On December 7, 1941, the Nazis transported the first group of about 700 people to the site in western Poland, where an estimated 200,000 Jews were killed by 1945.
Kulmhof was the first Nazi camp created solely for mass murder, the history website dzieje.pl reported.
It operated from December 1941 to April 1943, and again from spring 1944 until January 1945.
Its primary purpose was to exterminate Jews from nearby ghettos, including the major ghetto in the city of Łódź.
The initial group of prisoners, brought from the town of Koło, were killed the next day in mobile gas vans.
Historians say Kulmhof served as a testing ground for methods later used at other Nazi death camps.
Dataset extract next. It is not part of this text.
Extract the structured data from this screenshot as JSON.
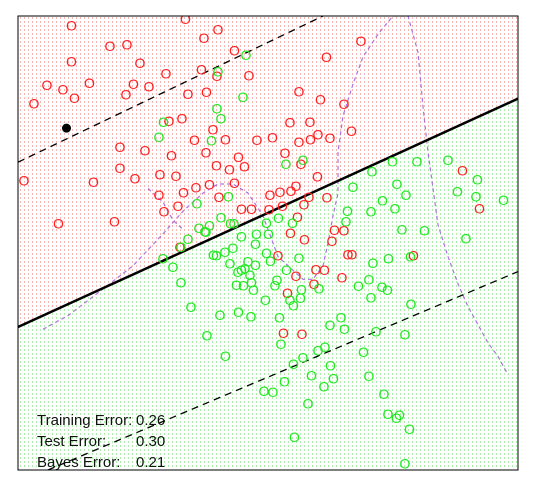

Throughout its operation, the Germans used these vehicle-mounted gas chambers to murder victims, even after more advanced, stationary installations were in place.
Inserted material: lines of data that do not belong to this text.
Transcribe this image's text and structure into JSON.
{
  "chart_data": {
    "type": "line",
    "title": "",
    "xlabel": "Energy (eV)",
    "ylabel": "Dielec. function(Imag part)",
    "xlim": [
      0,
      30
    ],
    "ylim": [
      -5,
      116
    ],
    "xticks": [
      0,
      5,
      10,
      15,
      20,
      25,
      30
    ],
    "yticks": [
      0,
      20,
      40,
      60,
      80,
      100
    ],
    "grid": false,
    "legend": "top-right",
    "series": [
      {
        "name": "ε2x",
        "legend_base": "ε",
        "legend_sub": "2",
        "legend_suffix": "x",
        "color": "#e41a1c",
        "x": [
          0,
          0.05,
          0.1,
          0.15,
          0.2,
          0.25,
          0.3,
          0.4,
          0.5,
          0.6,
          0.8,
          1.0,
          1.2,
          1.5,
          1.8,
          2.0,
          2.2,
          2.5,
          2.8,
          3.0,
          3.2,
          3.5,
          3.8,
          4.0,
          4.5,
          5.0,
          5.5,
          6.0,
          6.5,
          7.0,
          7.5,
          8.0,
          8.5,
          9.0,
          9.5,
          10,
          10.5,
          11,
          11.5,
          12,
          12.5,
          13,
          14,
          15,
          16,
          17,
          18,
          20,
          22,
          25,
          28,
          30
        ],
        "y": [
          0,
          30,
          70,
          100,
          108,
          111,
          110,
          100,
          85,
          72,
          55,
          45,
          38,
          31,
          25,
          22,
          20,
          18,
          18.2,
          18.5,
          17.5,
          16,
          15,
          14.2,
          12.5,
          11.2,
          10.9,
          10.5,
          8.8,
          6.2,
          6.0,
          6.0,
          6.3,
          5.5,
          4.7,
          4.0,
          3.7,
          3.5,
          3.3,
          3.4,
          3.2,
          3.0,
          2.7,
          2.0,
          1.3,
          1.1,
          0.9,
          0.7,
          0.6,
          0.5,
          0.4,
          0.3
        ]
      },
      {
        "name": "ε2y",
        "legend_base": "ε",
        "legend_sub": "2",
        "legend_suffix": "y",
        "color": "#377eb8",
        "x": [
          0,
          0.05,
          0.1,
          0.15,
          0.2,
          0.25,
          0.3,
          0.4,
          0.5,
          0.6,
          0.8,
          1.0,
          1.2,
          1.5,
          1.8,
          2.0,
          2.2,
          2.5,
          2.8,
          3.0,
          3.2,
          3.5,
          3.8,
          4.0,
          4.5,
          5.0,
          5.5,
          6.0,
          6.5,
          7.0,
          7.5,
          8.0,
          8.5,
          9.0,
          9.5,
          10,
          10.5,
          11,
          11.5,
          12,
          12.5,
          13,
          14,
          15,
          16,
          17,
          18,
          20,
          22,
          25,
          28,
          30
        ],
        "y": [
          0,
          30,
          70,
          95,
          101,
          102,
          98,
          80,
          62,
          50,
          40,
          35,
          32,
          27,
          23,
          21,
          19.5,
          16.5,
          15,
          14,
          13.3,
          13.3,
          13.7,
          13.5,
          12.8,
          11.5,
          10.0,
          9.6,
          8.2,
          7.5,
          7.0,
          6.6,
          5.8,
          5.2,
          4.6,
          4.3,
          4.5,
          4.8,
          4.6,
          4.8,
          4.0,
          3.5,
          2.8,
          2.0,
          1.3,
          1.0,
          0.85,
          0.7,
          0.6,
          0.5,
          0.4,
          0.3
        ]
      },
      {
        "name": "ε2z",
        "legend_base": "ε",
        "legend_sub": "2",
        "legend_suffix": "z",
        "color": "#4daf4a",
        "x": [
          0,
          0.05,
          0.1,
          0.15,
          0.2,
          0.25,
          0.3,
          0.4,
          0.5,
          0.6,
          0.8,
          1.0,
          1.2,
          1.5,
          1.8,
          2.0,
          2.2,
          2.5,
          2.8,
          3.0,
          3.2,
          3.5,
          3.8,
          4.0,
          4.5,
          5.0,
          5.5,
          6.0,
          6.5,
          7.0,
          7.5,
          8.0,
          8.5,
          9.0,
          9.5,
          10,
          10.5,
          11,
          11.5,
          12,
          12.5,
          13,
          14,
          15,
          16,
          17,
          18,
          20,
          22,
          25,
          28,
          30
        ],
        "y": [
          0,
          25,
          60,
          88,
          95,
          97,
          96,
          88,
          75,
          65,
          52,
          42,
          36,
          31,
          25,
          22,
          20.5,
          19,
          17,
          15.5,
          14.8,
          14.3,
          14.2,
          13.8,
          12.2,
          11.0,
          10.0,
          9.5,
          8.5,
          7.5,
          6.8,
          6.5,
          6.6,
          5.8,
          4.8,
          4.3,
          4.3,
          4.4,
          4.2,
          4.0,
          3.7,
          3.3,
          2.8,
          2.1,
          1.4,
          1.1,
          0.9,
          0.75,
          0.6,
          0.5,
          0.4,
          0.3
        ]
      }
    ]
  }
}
In total, about 200,000 Jews were killed at Kulmhof, including some 20,000 deported from Germany, Austria, the Czech lands and Luxembourg to the Łódź ghetto in 1941.
Victims also included around 4,300 Roma and Sinti from the Austria-Hungary border region, 92 Czech children, an unidentified number of Soviet prisoners, and groups of priests and children from Poland's eastern Zamojszczyzna region.
The Nazi German Kulmhof death camp operated in what is now the western Polish town of Chełmno.